• EPROMs

    jimshortz12/10/2023 at 21:53 0 comments

    Typing in hex is fun and all, but it gets old quickly.  Thankfully, Intel provided an EPROM expansion option that makes this easier.  By soldering in an additional socket, you can add your own 2 kilobyte 8755A EPROM that is mapped to address 800-FFF hex.  (It's also worth noting that you can replace the factory ROM with your own 8755A as well.  I haven't tried that yet).

    8755As are still readily available on eBay and other vintage parts sources.  However, these devices used a 25 volt programming voltage which is not supported by modern day programmers such as the venerable TL-866.  I searched the interweb and found Matt Millman's design for an 8748 programmer with optional 8755 adapter.  This is a fine design, but is overkill for my needs.  I don't need to program 8748s and don't own the Arduino Mega needed to host it.

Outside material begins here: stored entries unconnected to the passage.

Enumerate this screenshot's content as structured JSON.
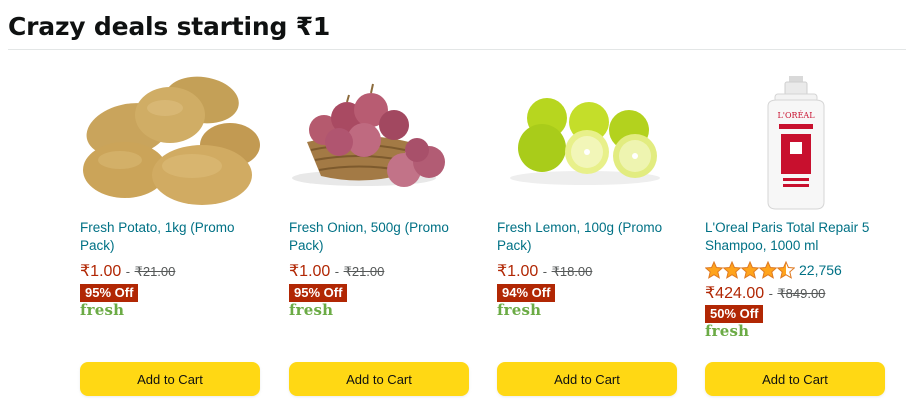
{
  "section": {
    "title": "Crazy deals starting ₹1"
  },
  "products": [
    {
      "title": "Fresh Potato, 1kg (Promo Pack)",
      "price": "₹1.00",
      "mrp": "₹21.00",
      "discount": "95% Off",
      "fresh_label": "fresh",
      "button": "Add to Cart",
      "image": "potatoes-image"
    },
    {
      "title": "Fresh Onion, 500g (Promo Pack)",
      "price": "₹1.00",
      "mrp": "₹21.00",
      "discount": "95% Off",
      "fresh_label": "fresh",
      "button": "Add to Cart",
      "image": "onion-basket-image"
    },
    {
      "title": "Fresh Lemon, 100g (Promo Pack)",
      "price": "₹1.00",
      "mrp": "₹18.00",
      "discount": "94% Off",
      "fresh_label": "fresh",
      "button": "Add to Cart",
      "image": "lemons-image"
    },
    {
      "title": "L'Oreal Paris Total Repair 5 Shampoo, 1000 ml",
      "rating": 4.5,
      "rating_count": "22,756",
      "price": "₹424.00",
      "mrp": "₹849.00",
      "discount": "50% Off",
      "fresh_label": "fresh",
      "button": "Add to Cart",
      "image": "shampoo-bottle-image"
    }
  ],
  "price_separator": "-",
  "colors": {
    "link": "#007185",
    "price": "#B12704",
    "badge": "#B12704",
    "fresh": "#6bab45",
    "button": "#FFD814",
    "star": "#FFA41C"
  }
}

    Since I already have the "Arduino of the 1970s", with ample RAM and GPIOs out the wazoo, the best choice for me was to build another daughterboard to program ROMs.  The design is trivially simple.  I use an off the shelf DC-DC converter module to produce the 25 volt programming voltage.  Matt's switching circuit was used to provide either 5 or 25 volts to Vdd.  Everything else is just straight through GPIO connections (see eprom.pdf).

    The support software is at https://github.com/jimshortz/sdk-85/tree/main/sys.  eprom.a80 contains the core programming routines written in assembly.  epmgr.plm is a fully featured, menu driven programming manager written in Intel's PL/M high level language.  It includes commands to download files from the host as Intel hex, perform blank checks, verify ROM contents against the buffer and, of course program the buffer to ROM.  It can also read ROMs into the buffer and upload contents back to the host.  This allows it to be used to duplicate or reverse engineer ROMs.

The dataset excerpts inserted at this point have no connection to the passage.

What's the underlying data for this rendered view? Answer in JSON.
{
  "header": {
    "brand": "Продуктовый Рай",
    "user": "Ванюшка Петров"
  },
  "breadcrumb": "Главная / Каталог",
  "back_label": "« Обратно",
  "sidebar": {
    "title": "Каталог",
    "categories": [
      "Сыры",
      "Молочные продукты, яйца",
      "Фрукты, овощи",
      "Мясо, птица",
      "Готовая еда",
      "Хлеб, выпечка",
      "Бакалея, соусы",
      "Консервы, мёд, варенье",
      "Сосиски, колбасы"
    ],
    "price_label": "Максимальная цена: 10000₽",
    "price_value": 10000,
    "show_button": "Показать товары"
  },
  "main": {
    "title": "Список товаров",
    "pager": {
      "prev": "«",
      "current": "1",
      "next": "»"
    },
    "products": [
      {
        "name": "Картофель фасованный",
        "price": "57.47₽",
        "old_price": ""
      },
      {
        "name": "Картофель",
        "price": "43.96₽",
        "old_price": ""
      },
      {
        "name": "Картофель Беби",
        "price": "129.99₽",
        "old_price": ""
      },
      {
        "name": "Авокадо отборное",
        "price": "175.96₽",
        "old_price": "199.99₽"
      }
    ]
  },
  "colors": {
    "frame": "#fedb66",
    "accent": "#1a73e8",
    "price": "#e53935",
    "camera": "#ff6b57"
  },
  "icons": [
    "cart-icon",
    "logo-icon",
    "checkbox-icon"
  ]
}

    To avoid the multiple stages of bootstrapping, I built a copy of my hex loader and located it at 800 hex.  I also included a copy of Simon at A00 hex.  I burned this to a ROM, so I can now easily download hex code after power-on by typing GO 800 enter.  (Or go A00 enter for Simon).

  • Expansion: Phase 2

    jimshortz09/21/2023 at 00:20 0 comments

    While it's fun to play with a keypad, GPIOs, and 7 segment displays, you really can't do much without some more RAM.  In particular, I wanted to be able to run some vintage Altair software and do the normal "computery" things.  So, after handling the basics I set about adding significantly more RAM and a real serial port.

    As described in Table 3-4, Intel provided two options for the bus expansion - all addresses or upper 32K.  While having the full 64K to work with sounds appealing, there is a big caveat - you have to remove all of the existing RAM, ROM, and keypad chips.  If you are going to lose all of the special things that make it an SDK-85, you might as well just build your own board with an 8085 on it.  It would honestly be easier.

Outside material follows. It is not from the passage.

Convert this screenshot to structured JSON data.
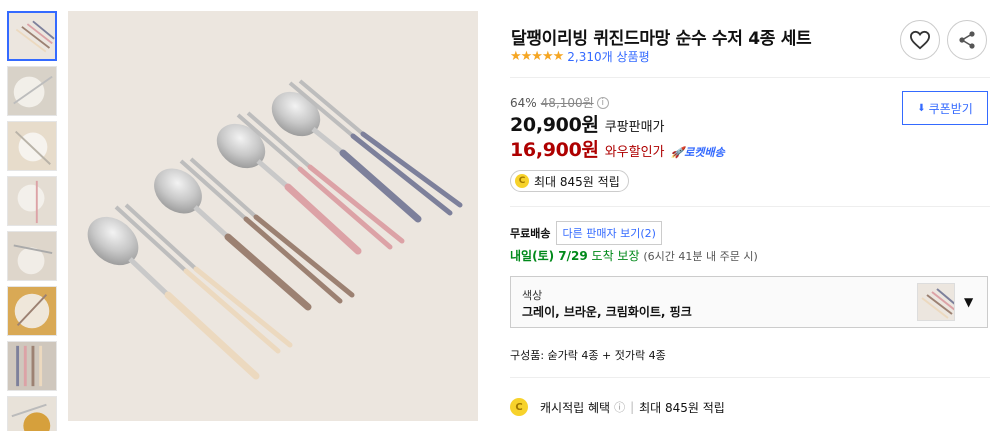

    First, a word about project goals.  I strive to keep this system as close to "period correct" as possible.  You won't see ethernet controllers, Raspberry Pis, or other modern wonders tacked onto it.  However, 1970s RAMs were very small and narrow.  32K in those days likely meant adding sixteen 4116 DRAMs along with refresh circuitry.  This SDK-85 appears to have exactly that.  This is just not something I want to undertake, so I have made a concession and am using a more modern single-chip 32K static RAM (the 62256 type).  The system will behave exactly the same (except for being slightly faster) and this is a reasonable compromise for convenience.  Also, I don't want to consume the entire prototype area with RAM.

    Given my difficulties with the "bit bang" serial port built into the 8085, I also wanted to add a real UART.  I chose the 8251 because it was an Intel part from the same time period that would have been used on other 8085 systems.  Also, I had one :-)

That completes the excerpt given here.